Trump Condemns Racism, but Here's the Real Problem
Racism remains a problem because some folks are invested in it. Fascism, meanwhile, threatens Liberty.
Donald Trump signed a resolution condemning racism Thursday. Trump said, “As Americans, we condemn the recent violence in Charlottesville and oppose hatred, bigotry and racism in all forms.” He continued, “No matter the color of our skin or our ethnic heritage, we all live under the same laws, we all salute the same great flag, and we are all made by the same almighty God. We are a Nation founded on the truth that all of us are created equal. As one people, let us move forward to rediscover the bonds of love and loyalty that bring us together as Americans.” Sounds pretty much like his Inaugural Address.
Trump’s statement came on the heels of a one-on-one meeting with Sen. Tim Scott (R-SC), the only black Republican senator. The purpose of the meeting was to discuss the problem of race relations and possible solutions to help bring about greater unity in the nation.
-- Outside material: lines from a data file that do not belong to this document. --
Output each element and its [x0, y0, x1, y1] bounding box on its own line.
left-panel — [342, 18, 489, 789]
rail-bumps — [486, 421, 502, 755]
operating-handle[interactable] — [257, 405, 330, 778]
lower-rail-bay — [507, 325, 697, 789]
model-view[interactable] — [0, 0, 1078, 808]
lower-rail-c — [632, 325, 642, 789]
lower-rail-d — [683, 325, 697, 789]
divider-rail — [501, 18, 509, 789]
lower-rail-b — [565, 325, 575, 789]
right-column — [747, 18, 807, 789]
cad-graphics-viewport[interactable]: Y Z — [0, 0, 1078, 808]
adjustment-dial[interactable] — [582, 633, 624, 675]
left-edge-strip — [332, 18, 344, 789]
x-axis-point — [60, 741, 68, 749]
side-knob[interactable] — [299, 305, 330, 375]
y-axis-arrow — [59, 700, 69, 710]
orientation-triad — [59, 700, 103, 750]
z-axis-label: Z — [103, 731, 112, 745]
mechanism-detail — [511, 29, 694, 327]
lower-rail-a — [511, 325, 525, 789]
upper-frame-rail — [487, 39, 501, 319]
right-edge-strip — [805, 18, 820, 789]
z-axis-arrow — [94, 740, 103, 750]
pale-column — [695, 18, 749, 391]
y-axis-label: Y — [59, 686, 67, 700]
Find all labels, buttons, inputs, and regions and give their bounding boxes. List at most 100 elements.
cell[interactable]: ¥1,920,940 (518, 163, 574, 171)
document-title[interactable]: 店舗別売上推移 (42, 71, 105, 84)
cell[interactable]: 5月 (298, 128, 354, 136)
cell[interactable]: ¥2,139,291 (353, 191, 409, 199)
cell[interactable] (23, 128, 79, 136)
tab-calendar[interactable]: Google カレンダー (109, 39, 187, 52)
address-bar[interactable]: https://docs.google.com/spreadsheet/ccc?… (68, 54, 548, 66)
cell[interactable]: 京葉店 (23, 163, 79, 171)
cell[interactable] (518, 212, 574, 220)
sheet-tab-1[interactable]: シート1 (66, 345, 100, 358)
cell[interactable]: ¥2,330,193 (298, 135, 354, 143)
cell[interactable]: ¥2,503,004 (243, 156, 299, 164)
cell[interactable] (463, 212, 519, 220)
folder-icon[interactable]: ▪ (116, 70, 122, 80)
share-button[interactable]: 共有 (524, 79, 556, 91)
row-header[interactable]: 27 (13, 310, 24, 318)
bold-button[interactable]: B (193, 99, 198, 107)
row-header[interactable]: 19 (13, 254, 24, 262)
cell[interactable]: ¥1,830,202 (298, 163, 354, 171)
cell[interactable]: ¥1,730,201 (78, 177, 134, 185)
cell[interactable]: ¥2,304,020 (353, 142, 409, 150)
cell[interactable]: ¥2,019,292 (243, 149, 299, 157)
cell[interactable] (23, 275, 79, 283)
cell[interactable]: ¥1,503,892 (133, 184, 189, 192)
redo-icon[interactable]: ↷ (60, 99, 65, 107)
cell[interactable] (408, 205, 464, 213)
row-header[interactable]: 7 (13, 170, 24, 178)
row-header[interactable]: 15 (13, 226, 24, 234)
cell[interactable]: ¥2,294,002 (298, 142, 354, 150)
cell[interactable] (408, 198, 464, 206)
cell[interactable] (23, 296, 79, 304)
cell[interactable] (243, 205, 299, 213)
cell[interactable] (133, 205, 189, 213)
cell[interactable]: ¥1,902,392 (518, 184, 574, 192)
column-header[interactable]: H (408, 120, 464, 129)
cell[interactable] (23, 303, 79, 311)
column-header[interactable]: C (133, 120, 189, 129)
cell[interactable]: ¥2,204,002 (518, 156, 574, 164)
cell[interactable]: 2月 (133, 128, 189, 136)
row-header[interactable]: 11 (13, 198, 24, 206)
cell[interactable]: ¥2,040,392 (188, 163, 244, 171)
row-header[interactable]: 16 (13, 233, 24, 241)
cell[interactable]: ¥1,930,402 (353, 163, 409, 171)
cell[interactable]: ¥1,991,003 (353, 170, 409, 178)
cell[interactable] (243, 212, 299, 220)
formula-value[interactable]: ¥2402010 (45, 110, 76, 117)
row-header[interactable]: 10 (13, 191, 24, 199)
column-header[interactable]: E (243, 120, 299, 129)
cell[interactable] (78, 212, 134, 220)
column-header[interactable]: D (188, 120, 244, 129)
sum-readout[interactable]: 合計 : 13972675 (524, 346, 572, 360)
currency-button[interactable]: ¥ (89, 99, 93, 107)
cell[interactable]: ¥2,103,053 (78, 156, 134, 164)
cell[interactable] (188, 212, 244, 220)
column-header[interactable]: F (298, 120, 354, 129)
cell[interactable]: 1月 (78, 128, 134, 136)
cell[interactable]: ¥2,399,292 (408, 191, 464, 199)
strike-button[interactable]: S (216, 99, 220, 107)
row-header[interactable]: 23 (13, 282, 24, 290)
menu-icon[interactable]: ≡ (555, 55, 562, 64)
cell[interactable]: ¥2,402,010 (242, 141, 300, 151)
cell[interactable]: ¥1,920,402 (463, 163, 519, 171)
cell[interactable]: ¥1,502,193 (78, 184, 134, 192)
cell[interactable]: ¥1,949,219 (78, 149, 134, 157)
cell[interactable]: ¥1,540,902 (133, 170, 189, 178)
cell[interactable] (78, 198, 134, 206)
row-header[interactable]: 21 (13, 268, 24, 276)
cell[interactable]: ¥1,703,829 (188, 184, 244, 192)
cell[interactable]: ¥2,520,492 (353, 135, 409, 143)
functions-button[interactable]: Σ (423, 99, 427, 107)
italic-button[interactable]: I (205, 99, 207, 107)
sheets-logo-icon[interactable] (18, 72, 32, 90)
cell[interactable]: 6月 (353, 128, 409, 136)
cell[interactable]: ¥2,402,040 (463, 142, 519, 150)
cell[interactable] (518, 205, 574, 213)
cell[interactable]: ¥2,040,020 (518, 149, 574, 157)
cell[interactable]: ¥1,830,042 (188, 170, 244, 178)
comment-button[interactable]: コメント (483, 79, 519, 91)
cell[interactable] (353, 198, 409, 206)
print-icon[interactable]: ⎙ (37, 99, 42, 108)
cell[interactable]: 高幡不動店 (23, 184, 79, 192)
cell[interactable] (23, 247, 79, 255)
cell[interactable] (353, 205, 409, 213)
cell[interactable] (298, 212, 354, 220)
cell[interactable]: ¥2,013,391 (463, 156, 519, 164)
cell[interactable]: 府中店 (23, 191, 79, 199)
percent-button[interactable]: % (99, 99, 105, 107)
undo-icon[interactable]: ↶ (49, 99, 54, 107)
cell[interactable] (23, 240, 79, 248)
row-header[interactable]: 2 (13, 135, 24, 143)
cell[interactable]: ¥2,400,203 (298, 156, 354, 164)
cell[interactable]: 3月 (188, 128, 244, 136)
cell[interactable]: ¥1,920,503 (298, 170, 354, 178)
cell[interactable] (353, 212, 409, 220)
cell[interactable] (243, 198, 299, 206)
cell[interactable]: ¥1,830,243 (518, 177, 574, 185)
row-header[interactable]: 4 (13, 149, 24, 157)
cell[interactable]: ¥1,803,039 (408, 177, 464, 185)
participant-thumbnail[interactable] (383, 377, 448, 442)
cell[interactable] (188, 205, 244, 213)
After the meeting, Scott, who was critical of Trump’s response to the Charlottesville violence, said via a spokesman that he “was very, very clear [with Trump] about the brutal history surrounding the white supremacist movement and their horrific treatment of black and other minority groups.” Moreover, “Rome wasn’t built in a day, and to expect the President’s rhetoric to change based on one 30-minute conversation is unrealistic. Antifa is bad and should be condemned, yes, but white supremacists have been killing and tormenting black Americans for centuries. There is no realistic comparison. Period.”
The difficulty with the issue of race in America today is the often convoluted nature by which it is both understood and discussed. Scott is absolutely correct about the past history of white supremacy and the evil it inflicted on blacks. But it is also true that today white supremacist groups like the KKK and Neo-Nazis represent the extreme fringe within America — they have no political power and they have been soundly rejected by the vast majority of Americans for decades now. Those few individuals who cling to the racial hatred espoused by these groups are essentially living in a fantasyland of a bygone era.
However, what Scott seems to be missing or maybe too easily dismissing is the larger and growing real threat to Liberty. That threat is the rise and growing appeal of extreme leftist groups like antifa. There is no question that antifa advocates using violence and justifies its violence by labeling those it attacks as fascists and Nazis, gross irony notwithstanding. Couple that with the fact that antifa explicitly calls for the silencing and suppression of free speech rights and Americans should rightly be concerned. But what makes antifa currently the greater threat than these fringe white supremacist groups from yesteryear has been a sympathetic mainstream media that has been all too willing to overlook or excuse antifa’s violent rhetoric and actions.
When ethnicity is conflated with political ideology the result is a virulent form of identity politics that so demonizes the “other side” that it is unable to hear, let alone consider, opposing ideas or opinions. Identifying with and protecting the group or tribe is prized above all other values. Individual identities and opinions are overshadowed and subordinated by the collectivist group identity. This is where faulty concepts like “white privilege” or “micro aggression” originate. No longer are individuals judged by their own words and actions, but by their tribal identity. The irony with groups like antifa or Black Lives Matter is that they practice the very things they claim to be fighting against.
The rioting over the weekend in St. Louis following the acquittal of a police officer in the shooting death of a black man attests, once again, to this problem of conflating a political agenda with racism. Over the last eight years, Barack Obama lowered the bar for civil unrest and racial discord. And that’s the nice way of putting it. The consequences of that are what we’re now witnessing across the country.
As Morgan Freeman once said, the best way to deal with racism is to “stop talking about it.” The reality is that most Americans aren’t racists. Like a scab, the more it’s picked at the more it bleeds and the longer it takes to heal. We’ve been picking at this scab for so long now, one would think that slavery is still happening today in America.